The “Fear of Flying Course” is the latest addition to the company’s package of simulation programs. A one-hour “Student Pilot Package” gives customers the chance to experience takeoffs and landings at the world’s most challenging airports. Those who are computer simulation enthusiasts or “virtual pilots,” can even connect to their favourite approaches in the B777 simulator via the Internet, with the pilot instructor providing tips and guidance. 
uFly’s two hour sim package adds a cross-country element to the B777 simulation experience. The three hour packages offer in-depth pilot briefings and the chance to fly flights to challenging airports such as St. Maarten’s beachfront runway, Hong Kong’s old Kai Tak airport (this author will never forget standing outside on Kai Tak’s tarmac as a B747 approached in a seemingly too-close tight bank turn), and Innsbruck in the windswept Swiss Alps. The four-hour sim package can expand the above missions, or have the customer plan their own.
Claudio Teixiera and partner Gabriel Da Silva opened uFly in October 2013. Texiera founded uFly after having a substandard experience in another company’s publicly-accessible simulator.

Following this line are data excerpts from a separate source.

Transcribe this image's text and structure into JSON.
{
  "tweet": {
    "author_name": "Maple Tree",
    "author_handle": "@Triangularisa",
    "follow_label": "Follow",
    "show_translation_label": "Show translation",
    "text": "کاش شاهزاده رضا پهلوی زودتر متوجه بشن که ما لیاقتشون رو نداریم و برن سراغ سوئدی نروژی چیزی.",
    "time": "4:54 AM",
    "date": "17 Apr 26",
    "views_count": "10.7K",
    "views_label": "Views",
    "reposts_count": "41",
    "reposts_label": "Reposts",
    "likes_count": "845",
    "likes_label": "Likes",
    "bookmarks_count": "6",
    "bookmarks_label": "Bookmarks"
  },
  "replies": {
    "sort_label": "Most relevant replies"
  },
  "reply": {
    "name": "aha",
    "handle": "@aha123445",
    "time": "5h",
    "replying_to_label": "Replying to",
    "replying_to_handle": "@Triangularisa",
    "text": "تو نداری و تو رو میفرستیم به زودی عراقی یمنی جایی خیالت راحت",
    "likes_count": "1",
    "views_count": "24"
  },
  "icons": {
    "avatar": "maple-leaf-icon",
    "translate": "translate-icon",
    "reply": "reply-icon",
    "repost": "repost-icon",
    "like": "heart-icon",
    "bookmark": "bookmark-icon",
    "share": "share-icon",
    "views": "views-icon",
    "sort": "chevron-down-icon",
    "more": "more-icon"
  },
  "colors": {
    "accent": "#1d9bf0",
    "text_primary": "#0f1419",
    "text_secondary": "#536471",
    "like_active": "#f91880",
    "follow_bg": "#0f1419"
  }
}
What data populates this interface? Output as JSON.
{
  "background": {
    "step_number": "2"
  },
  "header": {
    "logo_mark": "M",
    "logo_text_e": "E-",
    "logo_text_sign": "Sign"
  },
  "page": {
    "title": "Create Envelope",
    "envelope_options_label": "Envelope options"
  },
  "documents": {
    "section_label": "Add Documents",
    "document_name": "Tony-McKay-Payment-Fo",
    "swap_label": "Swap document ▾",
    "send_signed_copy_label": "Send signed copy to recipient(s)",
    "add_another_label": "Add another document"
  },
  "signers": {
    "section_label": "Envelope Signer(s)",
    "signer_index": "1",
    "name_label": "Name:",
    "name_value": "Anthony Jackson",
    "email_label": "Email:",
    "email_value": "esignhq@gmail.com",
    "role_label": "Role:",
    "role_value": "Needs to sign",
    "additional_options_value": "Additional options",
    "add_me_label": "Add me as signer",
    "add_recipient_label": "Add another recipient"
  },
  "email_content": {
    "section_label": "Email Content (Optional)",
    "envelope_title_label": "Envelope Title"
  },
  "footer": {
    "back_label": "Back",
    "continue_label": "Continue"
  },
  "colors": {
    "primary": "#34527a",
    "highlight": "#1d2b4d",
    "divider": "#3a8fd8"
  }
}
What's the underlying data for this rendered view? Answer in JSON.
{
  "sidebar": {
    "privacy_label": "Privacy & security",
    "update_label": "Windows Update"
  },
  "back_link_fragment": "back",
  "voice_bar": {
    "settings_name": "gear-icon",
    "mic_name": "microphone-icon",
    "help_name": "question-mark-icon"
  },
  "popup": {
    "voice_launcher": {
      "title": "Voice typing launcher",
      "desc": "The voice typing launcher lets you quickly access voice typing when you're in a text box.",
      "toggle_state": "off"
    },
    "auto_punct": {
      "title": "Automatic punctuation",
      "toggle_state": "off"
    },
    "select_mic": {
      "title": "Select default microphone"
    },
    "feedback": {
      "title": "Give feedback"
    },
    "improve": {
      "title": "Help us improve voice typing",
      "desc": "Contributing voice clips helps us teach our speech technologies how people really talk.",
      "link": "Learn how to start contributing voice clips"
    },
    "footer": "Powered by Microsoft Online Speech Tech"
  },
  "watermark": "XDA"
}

“I’ve been a virtual pilot for 20 years,” he says. Teixiera’s wife was fed up with his extensive flight simulator library and equipment taking up space at home, so he describes uFly as a “profit-oriented business/hobby.” 
Although Teixiera won’t say if uFly is making money or not, the fact that his company is adding a Boeing 737 NG simulator to complement the B777 sim speaks volumes.
Meanwhile, uFly is seeing a steady stream of fearful fliers booking its B777 simulator, and putting their fears to rest. Some feel reassured after they see what actually happens on the flight deck. Others relax after learning that the reason the cabin’s air conditioners cutout during engine startup is not because the aircraft is broken, but simply due to the engines requiring all available power at that time.
“There’s nothing like seeing what happens in the cockpit to help people conquer their fears,” says Claudio Teixiera. “Getting them into our B777 simulator helps people do just that.”